Sudden moves were the right moves for Harry Potter and Leonardo DiCaprio; they were a sign of impending doom for one big-budget failure

By Joal Ryan May 24, 2012 12:00 PMTags
G.I. Joe 2: RetaliationParamount Pictures

Bad sign, always? Good sign, sometimes?

By belatedly getting pulled from the summer schedule and pushed back to next year, G.I. Joe 2: Retaliation has joined some infamous company. It's also joined some illustrious company. 

A case-study look at five movies that got yanked:

1. Harry Potter and the Half-Blood Prince

• When the Moving Van Showed Up: About three months prior to its planned November 2008 release. Warner Bros. said it saw the summer of 2009 as a better opportunity; conventional wisdom said the studio, after the staggering success of The Dark Knight, just didn't need another 2008 hit on its books. 

The Bottom Line: A Harry Potter movie could open on Mars and be fine; this one grossed nearly $1 billion worldwide.
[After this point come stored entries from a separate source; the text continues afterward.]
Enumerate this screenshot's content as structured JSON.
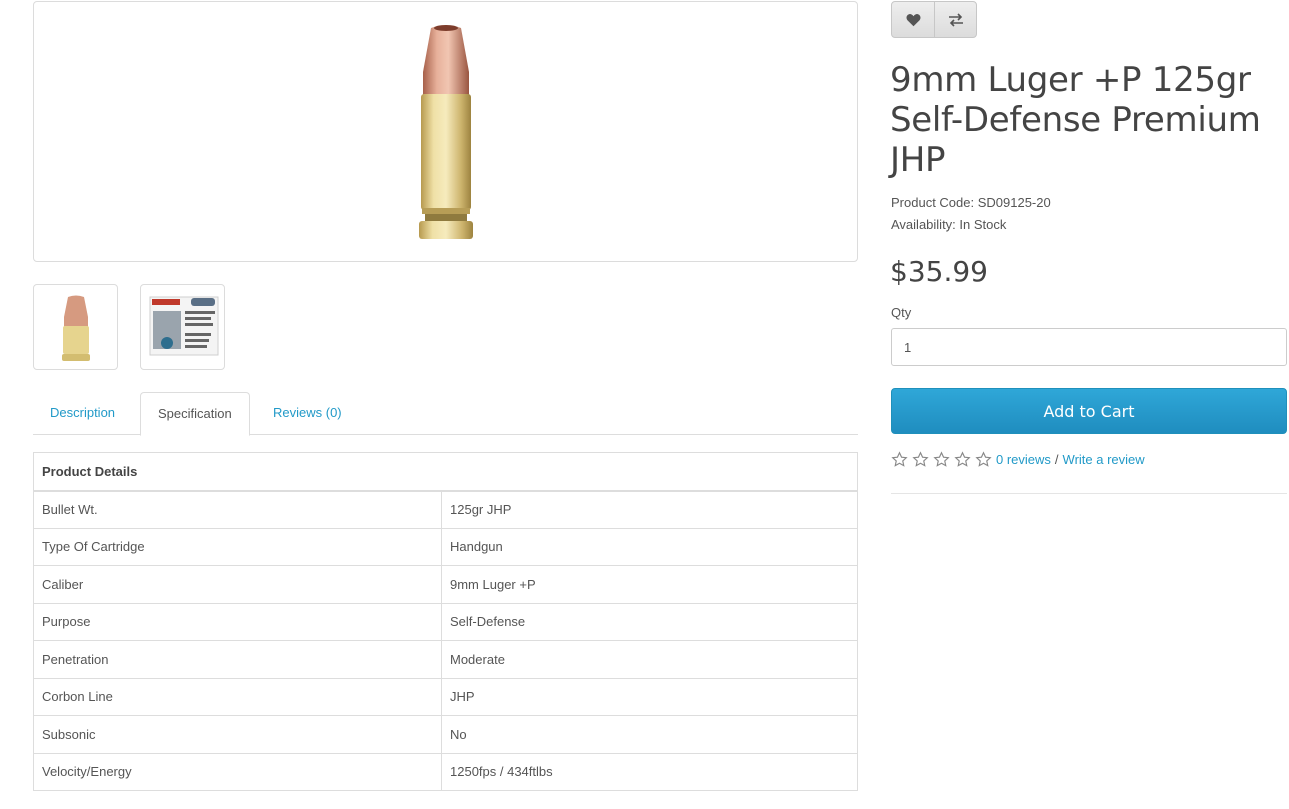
{
  "product": {
    "title": "9mm Luger +P 125gr Self-Defense Premium JHP",
    "code_label": "Product Code: SD09125-20",
    "availability_label": "Availability: In Stock",
    "price": "$35.99",
    "qty_label": "Qty",
    "qty_value": "1",
    "add_to_cart": "Add to Cart",
    "reviews_link": "0 reviews",
    "review_separator": "/",
    "write_review_link": "Write a review",
    "rating": 0,
    "rating_max": 5
  },
  "icons": {
    "wishlist": "heart-icon",
    "compare": "exchange-icon",
    "star": "star-outline-icon"
  },
  "tabs": [
    {
      "label": "Description",
      "active": false
    },
    {
      "label": "Specification",
      "active": true
    },
    {
      "label": "Reviews (0)",
      "active": false
    }
  ],
  "spec": {
    "header": "Product Details",
    "rows": [
      {
        "key": "Bullet Wt.",
        "value": "125gr JHP"
      },
      {
        "key": "Type Of Cartridge",
        "value": "Handgun"
      },
      {
        "key": "Caliber",
        "value": "9mm Luger +P"
      },
      {
        "key": "Purpose",
        "value": "Self-Defense"
      },
      {
        "key": "Penetration",
        "value": "Moderate"
      },
      {
        "key": "Corbon Line",
        "value": "JHP"
      },
      {
        "key": "Subsonic",
        "value": "No"
      },
      {
        "key": "Velocity/Energy",
        "value": "1250fps / 434ftlbs"
      }
    ]
  },
  "colors": {
    "link": "#229ac8",
    "cart_button": "#2397cc",
    "border": "#dddddd"
  }
}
2. Clash of the Titans (2010)

When the Moving Van Showed Up: A little more than seven weeks before its slated March 2010 debut. Its studio, Warners, said it needed time to convert the epic to 3-D. If this sounds eerily reminiscent of G.I. Joe: Retaliation, it shouldn't: Clash was only pushed back one week, not eight months.

The Bottom Line:  The 3-D ticket sales added up to a big, $61 million opening weekend. 

3. Shutter Island

When the Moving Van Showed Up: Six weeks before the presumed Leonardo DiCaprio-Martin Scorsese Oscar vehicle was to bow in October 2009. In the depths of the recession, Paramount basically was cash-strapped.

The Bottom Line: Shutter Island finally opened in February 2012. DiCaprio and Scorsese didn't get any Oscars, but Scorsese got the biggest opening of his career: $41 million.

4. Even Cowgirls Get the Blues

When the Moving Van Showed Up: When director Gus Van Sant told it to show up. At the request of the filmmaker, the 1990s Uma Thurman indie was pulled off its studio's schedule just three weeks prior to its scheduled opening.

The Bottom Line: That the little movie, which opened eight months after van Sant's request for more time, made little money is not the point of this example; that films can and do get yanked very, very, very close to hitting theaters is.

5. Rollerball (2002)

When the Moving Van Showed Up: When didn't the moving van show up? This Chris Klein-led remake of the same-titled, 1970s sci-fi-action favorite was a hot potato, moving from a prime summer spot to an August outpost to, about six weeks before that scheduled opening, the dead of winter in the following year. MGM said the film needed more marketing, and it did—the buzz was terrible.

The Bottom Line: This movie is G.I. Joe: Retaliation's nightmare scenario, and maybe Channing Tatum's, too, considering how Klein's career tracked after this money-loser.